Tuesday, March 4, 2008


Yo. It's beautiful here today. It almost made me want to call some friends and go play some ball at the park down the road.

I used to play ball with my father. It never failed that my dad, at first sight of spring, would yell for me to get my mitt and meet him in our 15x15 suburban backyard. Oh how I grew to dread the warming weather that followed winter.

I hated spring. For me it defined allergies, name calling, pain, and often blood.

It meant that I would soon be belittled by my father. He’d call me names like sissy and I’d be told I threw like a girl. It meant that I would inevitably embarrass my father enough with my inability to meet his athletic standards that he’d actually aim to blast me with the ball-- or so it seemed. For us, father-son bonding always ended with me in tears and running to pack my bags for yet another attempt at running away.

--One year he duct-tapped my oversized glove to my too small hand so it would no longer fall off when attempting to catch simulated fly-balls.
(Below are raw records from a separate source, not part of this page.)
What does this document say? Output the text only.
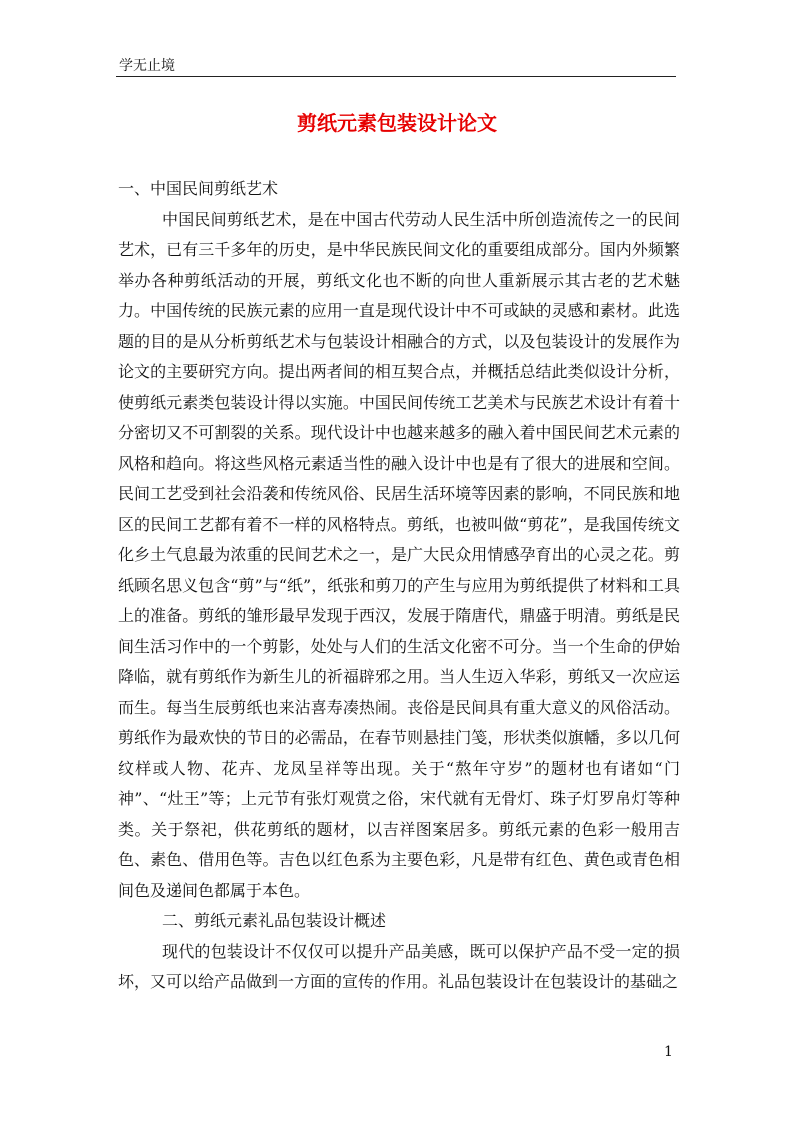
学无止境
剪纸元素包装设计论文

一、中国民间剪纸艺术

中国民间剪纸艺术，是在中国古代劳动人民生活中所创造流传之一的民间艺术，已有三千多年的历史，是中华民族民间文化的重要组成部分。国内外频繁举办各种剪纸活动的开展，剪纸文化也不断的向世人重新展示其古老的艺术魅力。中国传统的民族元素的应用一直是现代设计中不可或缺的灵感和素材。此选题的目的是从分析剪纸艺术与包装设计相融合的方式，以及包装设计的发展作为论文的主要研究方向。提出两者间的相互契合点，并概括总结此类似设计分析，使剪纸元素类包装设计得以实施。中国民间传统工艺美术与民族艺术设计有着十分密切又不可割裂的关系。现代设计中也越来越多的融入着中国民间艺术元素的风格和趋向。将这些风格元素适当性的融入设计中也是有了很大的进展和空间。民间工艺受到社会沿袭和传统风俗、民居生活环境等因素的影响，不同民族和地区的民间工艺都有着不一样的风格特点。剪纸，也被叫做“剪花”，是我国传统文化乡土气息最为浓重的民间艺术之一，是广大民众用情感孕育出的心灵之花。剪纸顾名思义包含“剪”与“纸”，纸张和剪刀的产生与应用为剪纸提供了材料和工具上的准备。剪纸的雏形最早发现于西汉，发展于隋唐代，鼎盛于明清。剪纸是民间生活习作中的一个剪影，处处与人们的生活文化密不可分。当一个生命的伊始降临，就有剪纸作为新生儿的祈福辟邪之用。当人生迈入华彩，剪纸又一次应运而生。每当生辰剪纸也来沾喜寿凑热闹。丧俗是民间具有重大意义的风俗活动。剪纸作为最欢快的节日的必需品，在春节则悬挂门笺，形状类似旗幡，多以几何纹样或人物、花卉、龙凤呈祥等出现。关于“熬年守岁”的题材也有诸如“门神”、“灶王”等；上元节有张灯观赏之俗，宋代就有无骨灯、珠子灯罗帛灯等种类。关于祭祀，供花剪纸的题材，以吉祥图案居多。剪纸元素的色彩一般用吉色、素色、借用色等。吉色以红色系为主要色彩，凡是带有红色、黄色或青色相间色及递间色都属于本色。

二、剪纸元素礼品包装设计概述

现代的包装设计不仅仅可以提升产品美感，既可以保护产品不受一定的损坏，又可以给产品做到一方面的宣传的作用。礼品包装设计在包装设计的基础之

1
--Another year, dad was so dissatisfied with my pitch (and I played T-Ball) that he duct-tapped a sharp splint to my arm, as to prevent it from flapping when I threw. I threw like a girl in those days.

--When I got into the habit of throwing my bat after hitting (surprised that I could hit?), he duct-tapped the bat to my left hand.

--The year I was between shoe sizes, my new T-Ball cleats fell off at the beginning of spring. And again, the duct-tap came out.

--He once grew so tired of my slouching, he duct-taped a pole to my back (I'm not even kidding).

--Bloody noses were always plugged with a ball of duct-tape.

Duct-tape seemed to be the spring theme. The sound a ripping tap from the roll still gives me chills.

For us, bonding didn’t occur until after the name calling, the yelling, the tears and yes, the blood. I would be beyond upset, feeling like a failure because I was unable to please my father. He’d be beside me telling me that he was sorry. He’d tell me that he was proud of me. He’d sometimes even tell me that he loved me.

Those words always took away the pain; they still do.

…And sure enough, the ominous pair outside my window is no longer. The little boy has run off in tears. Dad seems upset as he throws his glove at his fleeing son.

Why do fathers do this to their little men?

I suppose it’s good for us. Maybe this is why I don't let people push me around today. Perhaps this is why I stand for what I beleive. Maybe this is the reason I'm not afraid to say, "I love you."

Just don’t think I’m going outside to play catch anytime soon.

1 Babble-Backs:

ty said...

I don't know if it makes you tough or not, I think maybe there are better ways to give your children strength. My stepfather used humiliation as a tactic with me, and it gave me low self esteem and decades to recover. Since your thinking of being a parent in the future, and I have a fantastic kid, let me tell you what works for me: build them up with experience so no one can take them down. Give them encouragment to try new things (whether it interests you or not) and teach him to follow it through till the end, travel, and many big hugs. Better lard up that glove, spring is upon us....lol.